Y una mañana por fin recibimos nuestra paga y esa misma mañana apareció otra vez Belano y estuvimos celebrando el viaje que el mexicano iba a hacer a Israel. Cerca de medianoche, el Pirata y yo los acompañamos hasta la estación. A las doce Lima iba a coger el tren de París y en París cogería el primer avión rumbo a Tel-Aviv. En la estación, lo juro, no había ni un alma. Nos sentamos en una banca, afuera, y poco después el Pirata se quedó dormido. Bueno, dijo Belano, se me hace que ésta es la última vez que nos vemos. Llevábamos mucho rato callados y su voz me sobresaltó. Pensé que se dirigía a mí, pero cuando Lima le contestó en español supe que no hablaba conmigo.
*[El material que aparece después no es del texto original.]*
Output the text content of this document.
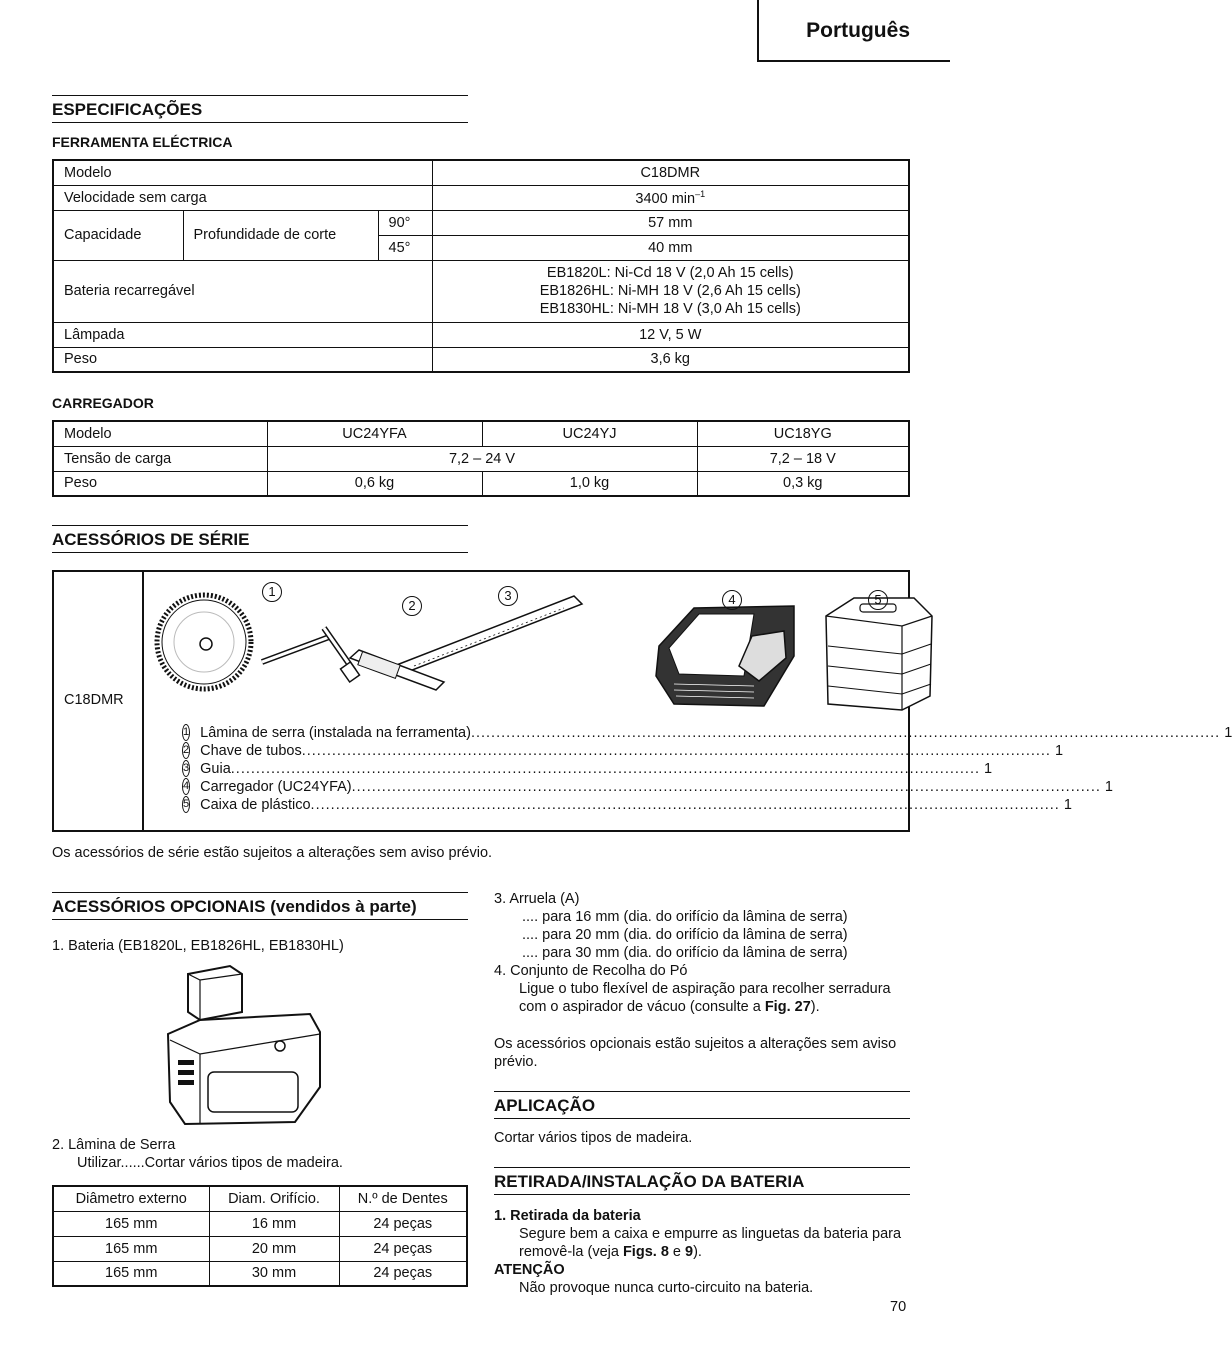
Português
ESPECIFICAÇÕES
FERRAMENTA ELÉCTRICA
Modelo			C18DMR
Velocidade sem carga			3400 $\min^{-1}$
Capacidade	Profundidade de corte	90°	57 mm
		45°	40 mm
Bateria recarregável			EB1820L: Ni-Cd 18 V (2,0 Ah 15 cells)
EB1826HL: Ni-MH 18 V (2,6 Ah 15 cells)
EB1830HL: Ni-MH 18 V (3,0 Ah 15 cells)

Lâmpada			12 V, 5 W
Peso			3,6 kg
CARREGADOR
Modelo	UC24YFA	UC24YJ	UC18YG
Tensão de carga	7,2 – 24 V		7,2 – 18 V
Peso	0,6 kg	1,0 kg	0,3 kg
ACESSÓRIOS DE SÉRIE
C18DMR
1
2
3	4	5
1 Lâmina de serra (instalada na ferramenta) ..................................................................................................................................................... 1
2 Chave de tubos ..................................................................................................................................................... 1
3 Guia ..................................................................................................................................................... 1
4 Carregador (UC24YFA) ..................................................................................................................................................... 1
5 Caixa de plástico ..................................................................................................................................................... 1
Os acessórios de série estão sujeitos a alterações sem aviso prévio.
ACESSÓRIOS OPCIONAIS (vendidos à parte)
1. Bateria (EB1820L, EB1826HL, EB1830HL)
2. Lâmina de Serra
Utilizar......Cortar vários tipos de madeira.
Diâmetro externo	Diam. Orifício.	N.º de Dentes
165 mm	16 mm	24 peças
165 mm	20 mm	24 peças
165 mm	30 mm	24 peças
3. Arruela (A)
.... para 16 mm (dia. do orifício da lâmina de serra)
.... para 20 mm (dia. do orifício da lâmina de serra)
.... para 30 mm (dia. do orifício da lâmina de serra)
4. Conjunto de Recolha do Pó
Ligue o tubo flexível de aspiração para recolher serradura com o aspirador de vácuo (consulte a Fig. 27).
Os acessórios opcionais estão sujeitos a alterações sem aviso prévio.
APLICAÇÃO
Cortar vários tipos de madeira.
RETIRADA/INSTALAÇÃO DA BATERIA
1. Retirada da bateria
Segure bem a caixa e empurre as linguetas da bateria para removê-la (veja Figs. 8 e 9).
ATENÇÃO
Não provoque nunca curto-circuito na bateria.
70
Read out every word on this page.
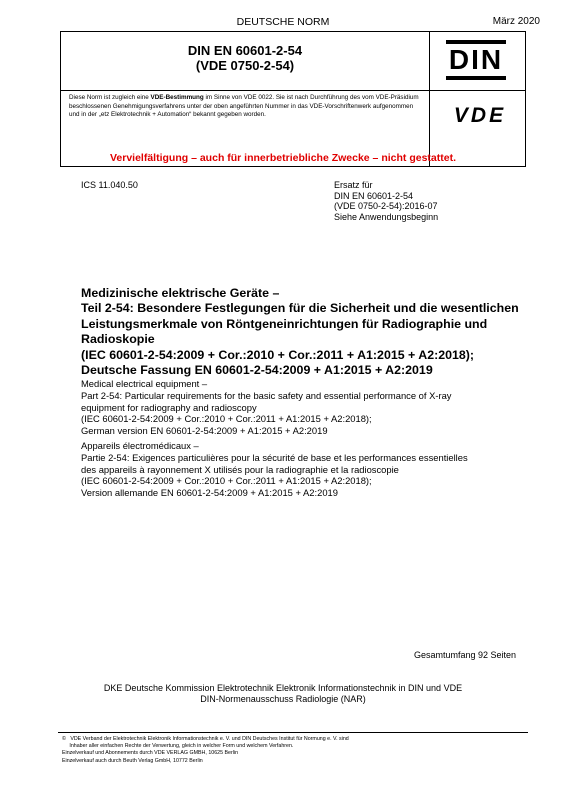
DEUTSCHE NORM	März 2020
DIN EN 60601-2-54
(VDE 0750-2-54)	DIN
Diese Norm ist zugleich eine VDE-Bestimmung im Sinne von VDE 0022. Sie ist nach Durchführung des vom VDE-Präsidium beschlossenen Genehmigungsverfahrens unter der oben angeführten Nummer in das VDE-Vorschriftenwerk aufgenommen und in der „etz Elektrotechnik + Automation“ bekannt gegeben worden.	VDE
Vervielfältigung – auch für innerbetriebliche Zwecke – nicht gestattet.
ICS 11.040.50	Ersatz für
DIN EN 60601-2-54
(VDE 0750-2-54):2016-07
Siehe Anwendungsbeginn
Medizinische elektrische Geräte –
Teil 2-54: Besondere Festlegungen für die Sicherheit und die wesentlichen
Leistungsmerkmale von Röntgeneinrichtungen für Radiographie und
Radioskopie
(IEC 60601-2-54:2009 + Cor.:2010 + Cor.:2011 + A1:2015 + A2:2018);
Deutsche Fassung EN 60601-2-54:2009 + A1:2015 + A2:2019
Medical electrical equipment –
Part 2-54: Particular requirements for the basic safety and essential performance of X-ray
equipment for radiography and radioscopy
(IEC 60601-2-54:2009 + Cor.:2010 + Cor.:2011 + A1:2015 + A2:2018);
German version EN 60601-2-54:2009 + A1:2015 + A2:2019
Appareils électromédicaux –
Partie 2-54: Exigences particulières pour la sécurité de base et les performances essentielles
des appareils à rayonnement X utilisés pour la radiographie et la radioscopie
(IEC 60601-2-54:2009 + Cor.:2010 + Cor.:2011 + A1:2015 + A2:2018);
Version allemande EN 60601-2-54:2009 + A1:2015 + A2:2019
Gesamtumfang 92 Seiten
DKE Deutsche Kommission Elektrotechnik Elektronik Informationstechnik in DIN und VDE
DIN-Normenausschuss Radiologie (NAR)
©   VDE Verband der Elektrotechnik Elektronik Informationstechnik e. V. und DIN Deutsches Institut für Normung e. V. sind
Inhaber aller einfachen Rechte der Verwertung, gleich in welcher Form und welchem Verfahren.
Einzelverkauf und Abonnements durch VDE VERLAG GMBH, 10625 Berlin
Einzelverkauf auch durch Beuth Verlag GmbH, 10772 Berlin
Ellos siguieron con su cháchara durante un rato. Luego llegó el tren, el tren que venía de Cerbère, y Lima se levantó y me dijo adiós. Gracias por enseñarme a ir en un barco, Lebert, eso fue lo que me dijo. No quiso que despertara al Pirata. Belano lo acompañó hasta las puertas del tren. Los vi cómo se daban la mano y luego el tren se marchó. Esa noche Belano durmió en El Borrado y el Pirata y yo nos fuimos al Isobel. Al día siguiente Belano ya no estaba en Port Vendres.